Drapé: Ketabi Bourdet - 22, passage Dauphine, 75006 Paris

Overview
Pauline d'Andigné, François Bauchet, Christo, Leonor Fini, Yanma Fofana, Kristian Gavoille, Alexandre Gourçon, Audrey Guttman, Martin Kersels, Gustav Klimt, Milan Kunc, Shiro Kuramata, Marc Leschelier, Inès Longevial, Ingo Maurer, Gaetano Pesce, Elizabeth de Portzamparc, Danis Santachiara, Dorothée Selz, Ara Starck, Philippe Starck, Kazuhide Takahama, Tom Vack
Un cauchemar. C’est ce qu’un drapé inspire à tout apprenti dessinateur confronté à la cascade d’ombres que la lumière sculpte sur le textile. 
Mais malgré la difficulté technique de sa reproduction, le drapé fut un motif récurrent de la peinture et la sculpture classiques. Plastique, il peut être à la fois décor (les étoffes colorées servant de fond aux Vierges à l’enfant de Giovanni Bellini par exemple), mais aussi vêtement (on pense à la Naissance de Vénus de Botticelli) et surtout le subterfuge utile pour masquer tout ou partie de la nudité d’un corps, notamment masculin. Si des siècles de pudeur assureront au drapé son omniprésence, on pourrait être surpris que la libération des corps n’ait pas complètement frappé le drapé d’obsolescence et qu’au contraire, de nouveaux territoires se soient ouverts à lui. 
 
L'extension du domaine du drapé 
Abandonnant peu à peu la peinture, devenue abstraite tout comme la sculpture qui ne s’embarrasse plus du réalisme, le drapé trouve dans le paysage domestique son nouveau territoire. Il devient l’expression poétique de l’absence et sublime l’abandon : les première images de la Villa Malaparte qui circulent dès la fin des années 1960, après que Jean-Luc Godard ait révélé la force dramatique de cette architecture, montrent des canapés recouverts d’un linge blanc, perdus dans des pièces rigoureusement vides. Le flou du tissu semble signaler le seul point de confort de cet espace minéral. Le meuble nonchalamment habillé semble dès lors devenir l’archétype d’un confort relâché, allié à la lumière méditerranéenne (a-t-on déjà vu des meubles ainsi recouverts dans un chalet alpin ?). 
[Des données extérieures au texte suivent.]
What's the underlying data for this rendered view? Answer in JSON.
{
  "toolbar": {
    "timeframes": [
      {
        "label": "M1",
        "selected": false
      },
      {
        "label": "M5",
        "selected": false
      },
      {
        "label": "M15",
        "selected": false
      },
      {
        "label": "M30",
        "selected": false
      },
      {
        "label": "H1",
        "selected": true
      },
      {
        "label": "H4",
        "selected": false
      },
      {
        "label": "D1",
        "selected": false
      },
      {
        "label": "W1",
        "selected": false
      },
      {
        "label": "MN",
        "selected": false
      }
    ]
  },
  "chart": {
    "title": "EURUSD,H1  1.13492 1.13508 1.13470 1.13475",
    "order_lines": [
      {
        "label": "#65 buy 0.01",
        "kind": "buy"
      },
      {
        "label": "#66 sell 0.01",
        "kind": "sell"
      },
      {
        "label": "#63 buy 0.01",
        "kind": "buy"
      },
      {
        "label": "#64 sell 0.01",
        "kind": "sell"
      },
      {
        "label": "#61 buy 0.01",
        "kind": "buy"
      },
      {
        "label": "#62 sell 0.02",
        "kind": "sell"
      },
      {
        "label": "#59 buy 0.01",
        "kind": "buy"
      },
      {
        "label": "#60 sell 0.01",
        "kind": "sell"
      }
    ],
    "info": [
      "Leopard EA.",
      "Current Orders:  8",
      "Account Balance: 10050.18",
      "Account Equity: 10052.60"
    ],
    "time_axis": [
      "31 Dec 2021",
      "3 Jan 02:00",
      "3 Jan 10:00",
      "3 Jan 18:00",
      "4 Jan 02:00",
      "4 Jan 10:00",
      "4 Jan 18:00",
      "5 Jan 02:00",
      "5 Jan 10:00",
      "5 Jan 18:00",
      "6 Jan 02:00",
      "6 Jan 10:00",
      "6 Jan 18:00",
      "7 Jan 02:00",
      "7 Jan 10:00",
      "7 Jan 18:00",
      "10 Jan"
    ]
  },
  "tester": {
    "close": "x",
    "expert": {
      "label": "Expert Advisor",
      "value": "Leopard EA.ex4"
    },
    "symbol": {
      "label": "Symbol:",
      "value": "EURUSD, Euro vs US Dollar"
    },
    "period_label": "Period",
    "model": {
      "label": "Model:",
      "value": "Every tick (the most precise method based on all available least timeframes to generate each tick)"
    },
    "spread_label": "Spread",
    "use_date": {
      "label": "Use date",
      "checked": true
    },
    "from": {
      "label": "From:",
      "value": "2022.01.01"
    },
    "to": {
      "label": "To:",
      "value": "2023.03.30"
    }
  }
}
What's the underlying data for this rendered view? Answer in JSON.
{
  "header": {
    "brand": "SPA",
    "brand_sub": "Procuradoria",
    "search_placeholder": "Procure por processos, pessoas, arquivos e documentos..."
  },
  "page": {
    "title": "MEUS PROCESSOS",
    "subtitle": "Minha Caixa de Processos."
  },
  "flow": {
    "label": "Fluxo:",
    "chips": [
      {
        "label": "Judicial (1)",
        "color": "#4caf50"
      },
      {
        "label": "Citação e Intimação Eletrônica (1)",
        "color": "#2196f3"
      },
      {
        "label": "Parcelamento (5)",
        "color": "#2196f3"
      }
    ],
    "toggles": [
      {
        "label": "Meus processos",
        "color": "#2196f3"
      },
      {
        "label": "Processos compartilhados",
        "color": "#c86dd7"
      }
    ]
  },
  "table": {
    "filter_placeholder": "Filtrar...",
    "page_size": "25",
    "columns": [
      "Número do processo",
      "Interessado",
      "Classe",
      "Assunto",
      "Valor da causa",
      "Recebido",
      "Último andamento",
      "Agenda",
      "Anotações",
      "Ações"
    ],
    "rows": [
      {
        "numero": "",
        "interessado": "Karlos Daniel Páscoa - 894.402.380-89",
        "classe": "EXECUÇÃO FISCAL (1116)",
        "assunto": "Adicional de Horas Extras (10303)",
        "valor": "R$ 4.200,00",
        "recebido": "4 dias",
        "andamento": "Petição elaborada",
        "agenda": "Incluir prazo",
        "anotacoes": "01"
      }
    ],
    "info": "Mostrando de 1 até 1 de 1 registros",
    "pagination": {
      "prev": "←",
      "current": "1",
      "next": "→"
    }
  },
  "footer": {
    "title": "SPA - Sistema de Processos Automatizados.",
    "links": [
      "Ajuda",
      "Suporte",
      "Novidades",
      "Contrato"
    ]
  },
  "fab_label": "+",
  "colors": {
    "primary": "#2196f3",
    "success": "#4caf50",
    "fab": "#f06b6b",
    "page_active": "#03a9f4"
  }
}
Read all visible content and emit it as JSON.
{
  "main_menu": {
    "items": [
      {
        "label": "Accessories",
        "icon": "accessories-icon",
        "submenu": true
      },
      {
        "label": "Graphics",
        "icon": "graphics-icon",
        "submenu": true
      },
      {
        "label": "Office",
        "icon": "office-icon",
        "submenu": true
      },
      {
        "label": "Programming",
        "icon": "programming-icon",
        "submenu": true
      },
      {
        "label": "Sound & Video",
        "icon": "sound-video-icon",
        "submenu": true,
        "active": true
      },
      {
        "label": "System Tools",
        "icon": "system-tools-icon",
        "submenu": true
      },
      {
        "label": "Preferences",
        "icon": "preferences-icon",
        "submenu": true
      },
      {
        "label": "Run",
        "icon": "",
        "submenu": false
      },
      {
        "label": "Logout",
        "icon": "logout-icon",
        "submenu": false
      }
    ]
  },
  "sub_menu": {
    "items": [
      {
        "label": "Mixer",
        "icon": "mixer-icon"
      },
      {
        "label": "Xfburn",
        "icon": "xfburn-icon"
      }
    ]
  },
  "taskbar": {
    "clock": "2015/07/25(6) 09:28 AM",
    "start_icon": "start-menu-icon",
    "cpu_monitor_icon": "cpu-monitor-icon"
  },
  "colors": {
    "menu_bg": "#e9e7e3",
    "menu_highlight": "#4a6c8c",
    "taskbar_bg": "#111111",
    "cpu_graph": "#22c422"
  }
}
C’est cela que convoque Kazhuide Takahama, formé au Japon et arrivé en Italie à la fin des années 1950, lorsqu’il dessine, pour Gavina, le canapé Mantilla (1973). Un meuble ready-made, tel qu’il serait retrouvé dans une maison de vacances, fermée durant de long mois. Takahama souligne, par un drapé, la nudité du design et son caractère générique dont l’originalité formelle ne tient qu’aux ondulations aléatoires du tissu. 
 
Le drapé-dépouillé
Dès lors, le drapé devient forme : fixé dans l’épaisse plaque d’acrylique de la lampe « Ghost » dessinée par Shiro Kuramata, le drapé dessine en 1972, un fantôme domestique. Quant à Frans van Nieuwenborg et Martijn Wegmanle, ils habillent une simple douille et son ampoule d’un tissu de fibre de verre pour Ingo Maurer en 1980. 
Ce geste annonce dans les années 1980 et particulièrement en France l’arrivée d’un design simple, inspiré d’une volonté démocratique.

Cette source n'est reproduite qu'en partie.